By Liam O’Neill, ESC, Barcelona 2014.
Intensive perioperative statin therapy in patients undergoing CABG surgery doesn’t protect against post-op atrial fibrillation or heart muscle injury, according to a large randomized clinical trial.
‘There are many reasons why these patients should be put on statin treatment but the prevention of postoperative complications is now not one of them,’ said study presenter Barbara Casadei from the University of Oxford, UK.
The results from small trials have shown that the incidence of AF can be halved with two or three days of statin treatment prior to surgery, and heart muscle injury, MI and even postoperative death prevented in some cases. However, said Casadei, these trials were limited by their small size (only 1300 patients were involved across 14 trials), assessments were not always blind, and were only performed in statin naive patients.

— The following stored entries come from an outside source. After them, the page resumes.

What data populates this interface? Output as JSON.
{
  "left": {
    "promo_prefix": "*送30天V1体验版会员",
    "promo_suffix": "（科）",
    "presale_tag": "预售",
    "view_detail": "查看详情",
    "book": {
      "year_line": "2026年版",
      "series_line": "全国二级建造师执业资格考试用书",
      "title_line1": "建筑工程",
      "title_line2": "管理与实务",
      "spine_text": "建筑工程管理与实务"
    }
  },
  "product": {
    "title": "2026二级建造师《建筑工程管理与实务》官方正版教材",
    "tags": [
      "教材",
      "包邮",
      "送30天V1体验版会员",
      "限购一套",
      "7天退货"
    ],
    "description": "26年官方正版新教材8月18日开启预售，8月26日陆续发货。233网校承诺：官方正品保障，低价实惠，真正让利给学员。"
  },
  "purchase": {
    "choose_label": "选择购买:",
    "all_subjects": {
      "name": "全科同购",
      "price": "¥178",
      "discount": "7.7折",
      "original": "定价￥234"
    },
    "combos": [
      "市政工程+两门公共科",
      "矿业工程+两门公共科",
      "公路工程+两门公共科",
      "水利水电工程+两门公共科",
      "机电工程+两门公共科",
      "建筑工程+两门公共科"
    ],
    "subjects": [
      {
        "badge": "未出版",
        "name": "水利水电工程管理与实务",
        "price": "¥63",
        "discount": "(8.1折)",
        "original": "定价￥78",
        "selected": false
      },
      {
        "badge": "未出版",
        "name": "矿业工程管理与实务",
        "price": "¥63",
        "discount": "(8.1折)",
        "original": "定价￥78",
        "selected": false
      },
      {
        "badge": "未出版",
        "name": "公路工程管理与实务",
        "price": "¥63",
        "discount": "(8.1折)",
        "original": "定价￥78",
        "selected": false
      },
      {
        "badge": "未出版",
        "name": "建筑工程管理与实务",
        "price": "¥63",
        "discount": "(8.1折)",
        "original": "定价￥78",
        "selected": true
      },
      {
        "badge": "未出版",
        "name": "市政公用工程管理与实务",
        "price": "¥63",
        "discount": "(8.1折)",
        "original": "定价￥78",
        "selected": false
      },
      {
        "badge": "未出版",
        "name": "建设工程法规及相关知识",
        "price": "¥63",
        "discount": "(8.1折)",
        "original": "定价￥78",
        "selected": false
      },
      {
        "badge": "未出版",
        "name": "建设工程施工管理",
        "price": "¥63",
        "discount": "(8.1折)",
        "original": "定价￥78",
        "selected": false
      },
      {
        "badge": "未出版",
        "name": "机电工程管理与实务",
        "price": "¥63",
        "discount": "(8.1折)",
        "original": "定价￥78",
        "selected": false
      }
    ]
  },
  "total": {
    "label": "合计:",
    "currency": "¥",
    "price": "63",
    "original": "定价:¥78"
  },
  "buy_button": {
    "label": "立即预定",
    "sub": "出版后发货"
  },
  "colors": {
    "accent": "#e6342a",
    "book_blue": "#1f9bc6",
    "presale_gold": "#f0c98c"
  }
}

STICS was a double-blind prospective trial which randomised 1922 patients in sinus rhythm with no history of AF to rosuvastatin (20 mg daily) or placebo. The patients had no history of AF. Treatment was started up to eight days prior to surgery, and continued for five days after surgery.
Postop AF occurred in 21% of those given high-intensity therapy with rosuvastatin and 20% of placebo-treated controls.
Whether patients had received statins or non-steroidal anti-inflammatory drugs prior to surgery, were treated for longer than two days, or had on or off-pump surgery made no difference to postoperative AF outcomes. The study furthermore found no difference in cardiac muscle injury (measured by troponin levels) between the two groups.
‘While this is a definitive answer for this population - that statins do not prevent AF after CABG - I’d don’t want this message to get mixed up with the need for treating these patients with statins for their long term effects in lowering LDL cholesterol,’ said Casadei.